I sent GW a email asking about the price 

"Hello, I was just wondering why is it cheaper for me to order the warhammer collectors edition & gamers edition rulebook from your UK branch. to buy it from GW uk it would cost me 128 AUD plus postage of about 10 dollars. why is this? it just inconveniences your customers."

this was there reply

"Good afternoon,
Thanks for writing in. Each business sets it's own prices for it's products. The Warhammer 8th edition rulebook retails for $124 AUD here in Australia with free of charge standard shipping anywhere in Australia. You can place a pre-order on our website here;
http://www.games-workshop.com/gws/catalog/armySubUnitCats.jsp?catId=cat1510420&rootCatGameStyle=wh

Thanks again, feel free to contact us again if you have any further queries."
what did that have to do with the original question???


----------



## Katie Drake (Nov 28, 2007)

mic1402 said:


> what did that have to do with the original question???

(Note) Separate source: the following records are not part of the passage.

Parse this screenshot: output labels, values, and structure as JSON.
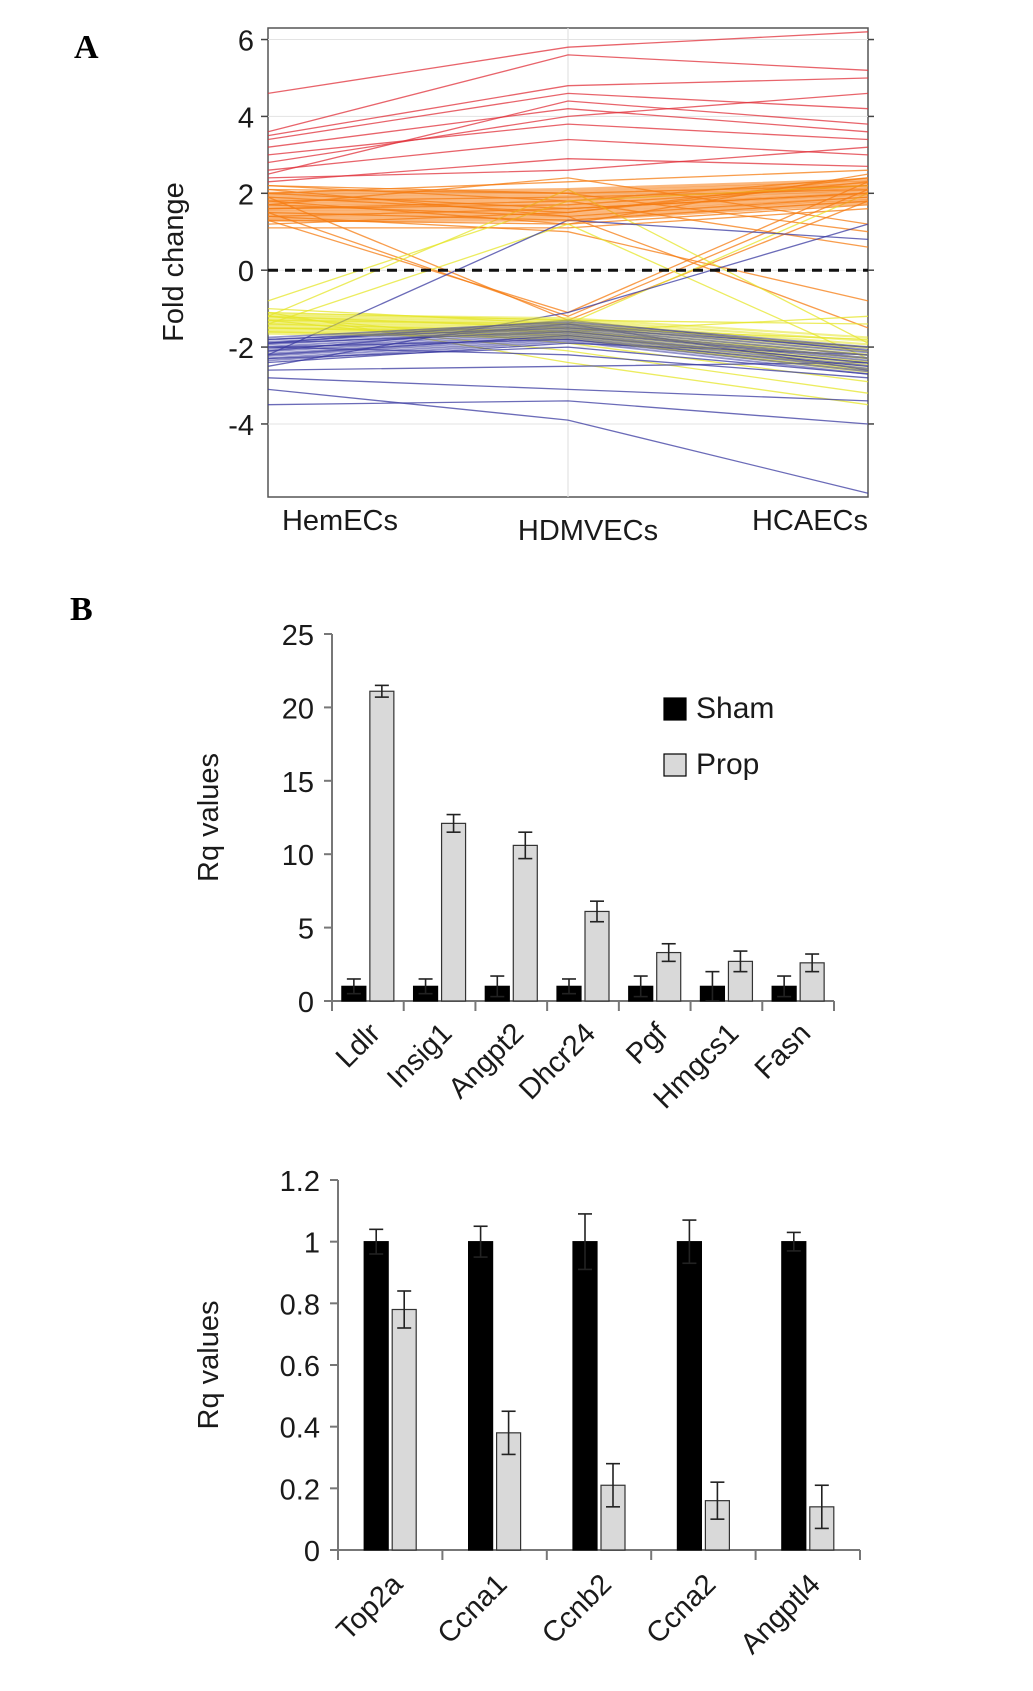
{
  "panel_labels": [
    "A",
    "B"
  ],
  "chart_data": [
    {
      "type": "line",
      "panel": "A",
      "categories": [
        "HemECs",
        "HDMVECs",
        "HCAECs"
      ],
      "ylabel": "Fold change",
      "ylim": [
        -5.9,
        6.3
      ],
      "yticks": [
        "6",
        "4",
        "2",
        "0",
        "-2",
        "-4"
      ],
      "baseline": 0,
      "grid": true,
      "colors": {
        "high": "#e0303a",
        "up": "#f57c12",
        "down_yellow": "#e5e52a",
        "down_blue": "#3a3aa0",
        "baseline": "#111111"
      },
      "series": [
        {
          "color": "#e0303a",
          "values": [
            4.6,
            5.8,
            6.2
          ]
        },
        {
          "color": "#e0303a",
          "values": [
            3.6,
            5.6,
            5.2
          ]
        },
        {
          "color": "#e0303a",
          "values": [
            3.5,
            4.8,
            5.0
          ]
        },
        {
          "color": "#e0303a",
          "values": [
            3.4,
            4.6,
            4.2
          ]
        },
        {
          "color": "#e0303a",
          "values": [
            3.2,
            4.2,
            3.6
          ]
        },
        {
          "color": "#e0303a",
          "values": [
            3.0,
            3.8,
            3.4
          ]
        },
        {
          "color": "#e0303a",
          "values": [
            2.8,
            4.0,
            4.6
          ]
        },
        {
          "color": "#e0303a",
          "values": [
            2.6,
            3.4,
            3.0
          ]
        },
        {
          "color": "#e0303a",
          "values": [
            2.4,
            2.6,
            3.2
          ]
        },
        {
          "color": "#e0303a",
          "values": [
            2.5,
            4.4,
            3.8
          ]
        },
        {
          "color": "#e0303a",
          "values": [
            2.3,
            2.9,
            2.7
          ]
        },
        {
          "color": "#f57c12",
          "values": [
            2.2,
            1.8,
            2.4
          ]
        },
        {
          "color": "#f57c12",
          "values": [
            2.1,
            2.0,
            2.2
          ]
        },
        {
          "color": "#f57c12",
          "values": [
            2.0,
            1.6,
            2.0
          ]
        },
        {
          "color": "#f57c12",
          "values": [
            1.9,
            1.5,
            2.3
          ]
        },
        {
          "color": "#f57c12",
          "values": [
            1.8,
            1.9,
            2.1
          ]
        },
        {
          "color": "#f57c12",
          "values": [
            1.7,
            1.4,
            1.9
          ]
        },
        {
          "color": "#f57c12",
          "values": [
            1.6,
            1.7,
            2.2
          ]
        },
        {
          "color": "#f57c12",
          "values": [
            1.5,
            1.3,
            1.8
          ]
        },
        {
          "color": "#f57c12",
          "values": [
            1.4,
            1.6,
            2.0
          ]
        },
        {
          "color": "#f57c12",
          "values": [
            1.3,
            1.2,
            1.7
          ]
        },
        {
          "color": "#f57c12",
          "values": [
            1.2,
            1.5,
            2.4
          ]
        },
        {
          "color": "#f57c12",
          "values": [
            1.1,
            1.1,
            1.6
          ]
        },
        {
          "color": "#f57c12",
          "values": [
            2.0,
            2.3,
            2.6
          ]
        },
        {
          "color": "#f57c12",
          "values": [
            1.8,
            1.2,
            2.5
          ]
        },
        {
          "color": "#f57c12",
          "values": [
            1.5,
            -1.2,
            2.1
          ]
        },
        {
          "color": "#f57c12",
          "values": [
            1.9,
            -1.3,
            1.8
          ]
        },
        {
          "color": "#f57c12",
          "values": [
            1.3,
            -1.1,
            2.3
          ]
        },
        {
          "color": "#f57c12",
          "values": [
            2.2,
            2.0,
            1.0
          ]
        },
        {
          "color": "#f57c12",
          "values": [
            1.6,
            1.8,
            0.6
          ]
        },
        {
          "color": "#f57c12",
          "values": [
            1.4,
            1.0,
            -0.8
          ]
        },
        {
          "color": "#f57c12",
          "values": [
            2.1,
            1.4,
            -1.5
          ]
        },
        {
          "color": "#f57c12",
          "values": [
            1.7,
            2.4,
            1.2
          ]
        },
        {
          "color": "#e5e52a",
          "values": [
            -1.1,
            -1.3,
            -1.4
          ]
        },
        {
          "color": "#e5e52a",
          "values": [
            -1.2,
            -1.5,
            -1.8
          ]
        },
        {
          "color": "#e5e52a",
          "values": [
            -1.3,
            -1.4,
            -2.0
          ]
        },
        {
          "color": "#e5e52a",
          "values": [
            -1.4,
            -1.6,
            -2.2
          ]
        },
        {
          "color": "#e5e52a",
          "values": [
            -1.5,
            -1.7,
            -2.4
          ]
        },
        {
          "color": "#e5e52a",
          "values": [
            -1.6,
            -1.8,
            -2.6
          ]
        },
        {
          "color": "#e5e52a",
          "values": [
            -1.2,
            -1.9,
            -2.9
          ]
        },
        {
          "color": "#e5e52a",
          "values": [
            -1.3,
            -2.1,
            -3.2
          ]
        },
        {
          "color": "#e5e52a",
          "values": [
            -1.1,
            -2.4,
            -3.5
          ]
        },
        {
          "color": "#e5e52a",
          "values": [
            -1.4,
            1.2,
            -2.3
          ]
        },
        {
          "color": "#e5e52a",
          "values": [
            -1.2,
            2.1,
            -1.9
          ]
        },
        {
          "color": "#e5e52a",
          "values": [
            -1.0,
            -1.4,
            2.0
          ]
        },
        {
          "color": "#e5e52a",
          "values": [
            -0.8,
            1.8,
            2.2
          ]
        },
        {
          "color": "#e5e52a",
          "values": [
            -1.5,
            -1.6,
            -1.2
          ]
        },
        {
          "color": "#3a3aa0",
          "values": [
            -1.8,
            -1.5,
            -2.0
          ]
        },
        {
          "color": "#3a3aa0",
          "values": [
            -1.9,
            -1.6,
            -2.3
          ]
        },
        {
          "color": "#3a3aa0",
          "values": [
            -2.0,
            -1.8,
            -2.5
          ]
        },
        {
          "color": "#3a3aa0",
          "values": [
            -2.1,
            -1.4,
            -2.6
          ]
        },
        {
          "color": "#3a3aa0",
          "values": [
            -2.2,
            -1.7,
            -2.4
          ]
        },
        {
          "color": "#3a3aa0",
          "values": [
            -2.3,
            -2.0,
            -2.7
          ]
        },
        {
          "color": "#3a3aa0",
          "values": [
            -2.4,
            -1.9,
            -2.2
          ]
        },
        {
          "color": "#3a3aa0",
          "values": [
            -2.0,
            -2.2,
            -2.8
          ]
        },
        {
          "color": "#3a3aa0",
          "values": [
            -1.9,
            -1.3,
            -2.1
          ]
        },
        {
          "color": "#3a3aa0",
          "values": [
            -2.8,
            -3.1,
            -3.4
          ]
        },
        {
          "color": "#3a3aa0",
          "values": [
            -3.5,
            -3.4,
            -4.0
          ]
        },
        {
          "color": "#3a3aa0",
          "values": [
            -3.1,
            -3.9,
            -5.8
          ]
        },
        {
          "color": "#3a3aa0",
          "values": [
            -2.2,
            1.3,
            0.8
          ]
        },
        {
          "color": "#3a3aa0",
          "values": [
            -2.5,
            -1.1,
            1.2
          ]
        },
        {
          "color": "#3a3aa0",
          "values": [
            -2.6,
            -2.5,
            -2.4
          ]
        }
      ]
    },
    {
      "type": "bar",
      "panel": "B",
      "categories": [
        "Ldlr",
        "Insig1",
        "Angpt2",
        "Dhcr24",
        "Pgf",
        "Hmgcs1",
        "Fasn"
      ],
      "ylabel": "Rq values",
      "ylim": [
        0,
        25
      ],
      "yticks": [
        "25",
        "20",
        "15",
        "10",
        "5",
        "0"
      ],
      "legend": {
        "placement": "top-right"
      },
      "series": [
        {
          "name": "Sham",
          "color": "#000000",
          "values": [
            1,
            1,
            1,
            1,
            1,
            1,
            1
          ],
          "errors": [
            0.5,
            0.5,
            0.7,
            0.5,
            0.7,
            1.0,
            0.7
          ]
        },
        {
          "name": "Prop",
          "color": "#d9d9d9",
          "values": [
            21.1,
            12.1,
            10.6,
            6.1,
            3.3,
            2.7,
            2.6
          ],
          "errors": [
            0.4,
            0.6,
            0.9,
            0.7,
            0.6,
            0.7,
            0.6
          ]
        }
      ]
    },
    {
      "type": "bar",
      "panel": "B",
      "categories": [
        "Top2a",
        "Ccna1",
        "Ccnb2",
        "Ccna2",
        "Angptl4"
      ],
      "ylabel": "Rq values",
      "ylim": [
        0,
        1.2
      ],
      "yticks": [
        "1.2",
        "1",
        "0.8",
        "0.6",
        "0.4",
        "0.2",
        "0"
      ],
      "series": [
        {
          "name": "Sham",
          "color": "#000000",
          "values": [
            1,
            1,
            1,
            1,
            1
          ],
          "errors": [
            0.04,
            0.05,
            0.09,
            0.07,
            0.03
          ]
        },
        {
          "name": "Prop",
          "color": "#d9d9d9",
          "values": [
            0.78,
            0.38,
            0.21,
            0.16,
            0.14
          ],
          "errors": [
            0.06,
            0.07,
            0.07,
            0.06,
            0.07
          ]
        }
      ]
    }
  ]
}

If you've ever seen a politician answer a question s/he didn't want to, you'll know what that email was. To spell it out, it's known as "dodging the question".


----------



## mic1402 (Jun 4, 2010)

yeah i know. sent another email. more specific this time.


----------



## ChaosRedCorsairLord (Apr 17, 2009)

As my father always says politicians can talk all day without saying anything. It seems to apply to GW too...


----------